Your Monkey Librarian
I read books so you don't have to.
Tuesday, December 20, 2005
The Truth (with Jokes) by Al Franken
There's truth in all good comedy, but at what point does the truth begin to hurt so much that the jokes lose their humor and become horrifying mirrors of society? And should any book review begin with such a bleeding heart, philosophy major type of opening? The answer to both questions is, "maybe".
Franken's latest book uncovers some truly inexcusable misdeeds from the friends of those currently in power, from Tom Delay to Jack "Saipan Slave Labor - Made in the USA!" Abramoff. While there is the expected amount of Bush-bashing (and surprisingly few shots at Limbaugh, O'Reilly, and Coulter, there is a soberness to the book that was a bit unexpected. Franken wrote his last book (Lies and the Lying Liars Who Tell Them) as a sort of prelude to regime change. His dreams didn't come true, the in "The Truth", there's a bit of an exasperated "what the Hell is it going to take to get through to you people?" feel.

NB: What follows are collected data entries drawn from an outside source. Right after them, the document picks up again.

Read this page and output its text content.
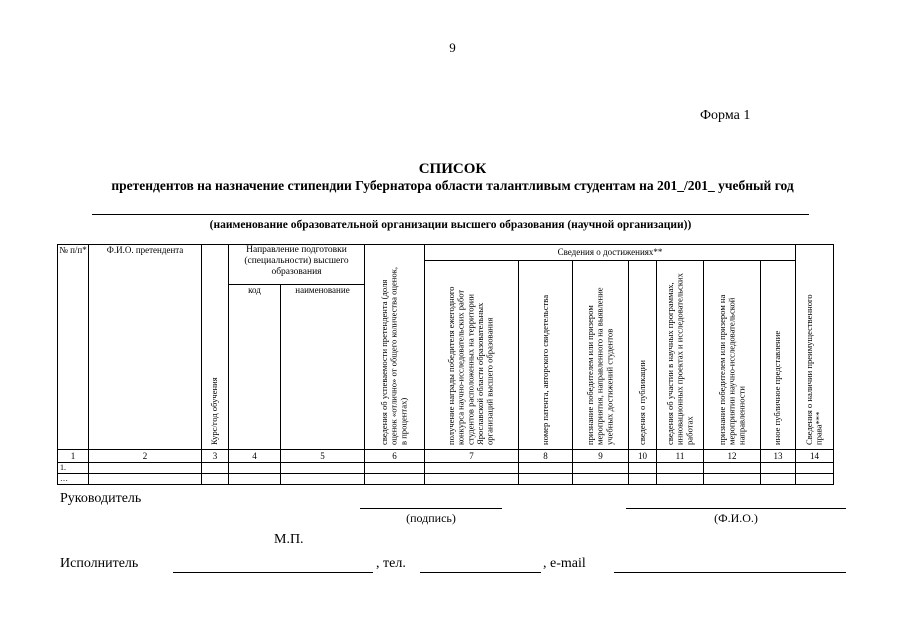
9
Форма 1
СПИСОК
претендентов на назначение стипендии Губернатора области талантливым студентам на 201_/201_ учебный год
(наименование образовательной организации высшего образования (научной организации))
№ п/п*	Ф.И.О. претендента	Курс/год обучения	Направление подготовки (специальности) высшего образования		сведения об успеваемости претендента (доля оценок «отлично» от общего количества оценок, в процентах)	Сведения о достижениях**							Сведения о наличии преимущественного права***

						получение награды победителя ежегодного конкурса научно-исследовательских работ студентов расположенных на территории Ярославской области образовательных организаций высшего образования	номер патента, авторского свидетельства	признание победителем или призером мероприятия, направленного на выявление учебных достижений студентов	сведения о публикации	сведения об участии в научных программах, инновационных проектах и исследовательских работах	признание победителем или призером на мероприятии научно-исследовательской направленности	иное публичное представление	

			код	наименование									
1	2	3	4	5	6	7	8	9	10	11	12	13	14
1.													
…													
Руководитель
(подпись)	(Ф.И.О.)
М.П.
Исполнитель	, тел.	, e-mail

Franken expressly promises exactly two jokes in the book, although a close reading my provide more. Franken gives his views on diverse topics like Republican "morality" ("From what I understand, if you cut out all the passages in the Bible where Jesus talks about the poor, about helping out the least among us, you'd have the perfect container to smuggle Rush Limbaugh's drugs in") to Bush's social security "crisis" (The number Bush kept using, $11 trillion, represented the total shortfall from now until the year Infinity. If you think about it, $11 trillion over infinity years is nothing. Over the first 11 trillion years, that's just one dollar a year. Easy. After that, it's over. You're done. What, exactly, is the problem?".
He has a gift for defusing the most bull-headed of right-wing arguments. His true gift comes in his view of the issues: people, he argues, are for the most part good. We all want the same things: happiness, more money, security, a clean environment and a hopeful future. Franken isn't afraid to admit that there are Republicans out there with hearts (he even names three or four! See? Detail-oriented! Painstaking research!), and for the majority of his book, he tries to reach those that have forgotten how to use theirs.